There are upsides and downsides to the liberal arts degree, but in my opinion, there are many benefits to getting a liberal arts education. Check out some of the biggest benefits of earning a liberal arts education.
Benefits of Liberal Arts Education:
Well-rounded education – this just means you have taken a variety of courses in different subject areas and have general knowledge about more than just the subject your degree is in
Employers know you have skills outside of your degree – employers care that you can write a decent email or communicate in a team environment, and these are skills gained in a liberal arts degree
Critical thinking development
Preparation for advanced degrees – liberal arts can help you prepare for a master’s or doctoral program
Analytical thinking skills
Helps students find their passion
The last point is my absolute favorite. I have talked to hundreds, if not thousands of students, who say they want to study in the USA and become a doctor. While medicine is an admirable field, there is not way around it – it’s not for everyone.
A liberal arts education gives students the ability to find their true passions and pursue studies in an area that they truly excel within. Use your experience of studying in the USA to find something that combines your unique talents with a profitable outcome – that’s called the sweet spot.

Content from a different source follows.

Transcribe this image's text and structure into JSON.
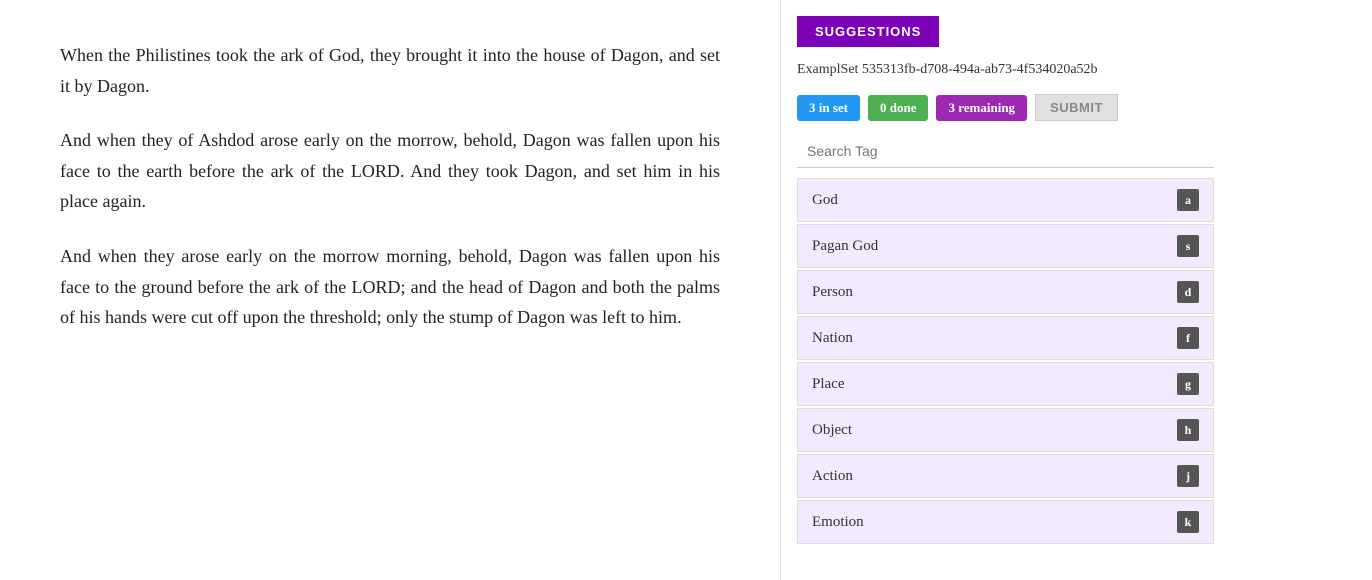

I’ll talk about his more later when we dive into choosing a major.
Personal story - I was an education major for a whole semester during undergraduate study before I realized that I have absolutely no patience for teaching. Yes, I love writing, and yes, I love helping students, but my desire to stand in front of a classroom every day teaching one subject area was very low. Don’t even get me started on the time I substituted a kindergarten class full of five year olds once…”Ms. Doddly, my head hurts…Ms. Doodle my belly hurts…Ms. Daddle, I have to pee…Ms. Doddle he threw something at me…”. It went on and on. Kudos to all the elementary educators out there - that is no easy job!
Point being, it was because of my liberal arts coursework that I knew teaching in front of a classroom wasn’t my passion. A liberal arts education gives you the opportunity to truly find and pursue your passions.